Während H̄mī n̂xy unablässig über die Wunder Vaimadas redete, ließ sich S̄eụ̄x n̂xy die Möglichkeit gründlich durch den Kopf gehen. Der Tigermensch mit hell-oranger Haut fragte sich ernst, ob wirklich etwas dagegen sprach. Sie lebten momentan auf einer kleinen Insel im mächtigen Fluss, wo die von den Schiffen aufgewirbelten Wellen gegen das Holz ihrer Hütte klatschten. Jeden Tag ging H̄mī zur Küste, sammelte Muscheln und Krabben, und S̄eụ̄x ging in den Wald, wo er Frösche fing und in kleine Käfige sperrte. Beides, die Krabben und Muscheln sowie die lebendigen Flugfrösche, verkauften sie im Hafen. Krabben und Muscheln wurden zu Speisen und die Flugfrösche zu kleinen Gefährten für die Kinder. Doch all ihre harte Arbeit reichte kaum zum Leben. Einmal war S̄eụ̄x eine Weile krank gewesen und hatte keine Frösche fangen können, und in der Zeit war es sehr hart und schwierig gewesen.
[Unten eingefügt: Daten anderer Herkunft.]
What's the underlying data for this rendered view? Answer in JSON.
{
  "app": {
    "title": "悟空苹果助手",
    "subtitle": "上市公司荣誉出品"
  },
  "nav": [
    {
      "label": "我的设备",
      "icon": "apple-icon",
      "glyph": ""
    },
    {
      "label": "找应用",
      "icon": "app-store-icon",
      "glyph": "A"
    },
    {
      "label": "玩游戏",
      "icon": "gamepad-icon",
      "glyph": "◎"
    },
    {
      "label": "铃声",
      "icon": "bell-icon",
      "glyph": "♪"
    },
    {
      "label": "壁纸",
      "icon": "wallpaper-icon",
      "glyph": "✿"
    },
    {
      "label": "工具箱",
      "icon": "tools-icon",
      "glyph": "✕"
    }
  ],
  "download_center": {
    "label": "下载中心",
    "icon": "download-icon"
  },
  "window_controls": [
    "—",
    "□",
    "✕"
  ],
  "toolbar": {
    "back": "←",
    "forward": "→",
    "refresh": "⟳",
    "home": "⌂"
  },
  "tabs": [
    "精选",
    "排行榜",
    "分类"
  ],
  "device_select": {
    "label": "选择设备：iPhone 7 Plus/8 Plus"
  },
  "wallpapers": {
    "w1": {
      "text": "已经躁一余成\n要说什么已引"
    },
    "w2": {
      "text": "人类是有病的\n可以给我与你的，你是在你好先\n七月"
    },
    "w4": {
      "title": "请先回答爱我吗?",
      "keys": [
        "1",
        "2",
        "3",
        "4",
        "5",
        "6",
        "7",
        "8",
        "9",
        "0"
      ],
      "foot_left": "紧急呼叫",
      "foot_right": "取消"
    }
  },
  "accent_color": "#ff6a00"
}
Was also hielt sie hier? Gerade, wo sie in Vaimada so viel mehr Krabben zu verkaufen hätten! Nur eine Sorge hatte S̄eụ̄x.
"Was soll ich denn dort tun? Ich kann doch nichts, außer Frösche zu fangen."
H̄mī aber lächelte breit. "Das ist es ja gerade: Es gibt auch Frösche auf Vaimada. Wunderschöne, braune Tiere, mit ihren großen Füßen können sie sogar ein Stück weit segeln. Die kannst du fangen."
Damit war es dann beschlossen. H̄mī und S̄eụ̄x brachen schon am nächsten Morgen auf. Sie nahmen nicht viel mit: Nur ihr Boot samt Paddeln, einen großen Korb mit reisgefüllten Weinblättern, und natürlich H̄mīs Netze, mit denen er in Vaimada die größten Krabben fangen wollte, während S̄eụ̄x seine kleinen Käfige und Gläser dabei hatte, ein jedes bereits ausgestattet mit Zweigen und Moos, damit sich die Frösche darin recht wohl fühlten.
So paddelten sie mit der Strömung, durch das dichte Gedränge der Stadt und hinaus auf den Ozean, wo sich die Wellen höher türmten als das kleine, buntbemalte Kanu.
Die beiden Tiermenschen folgten der Küstenlinie für viele Stunden, bis sie eine kleine Insel sahen.
"Sieh mal!", rief S̄eụ̄x. "Ob das schon Vaimada ist?"
"Wir sollten jemanden fragen", entschied H̄mī bedächtig. "Lass uns erst mal sehen."
Also fuhren sie die Insel an, verstauten ihr Kanu und darin all ihren Besitz und sahen sich dann um.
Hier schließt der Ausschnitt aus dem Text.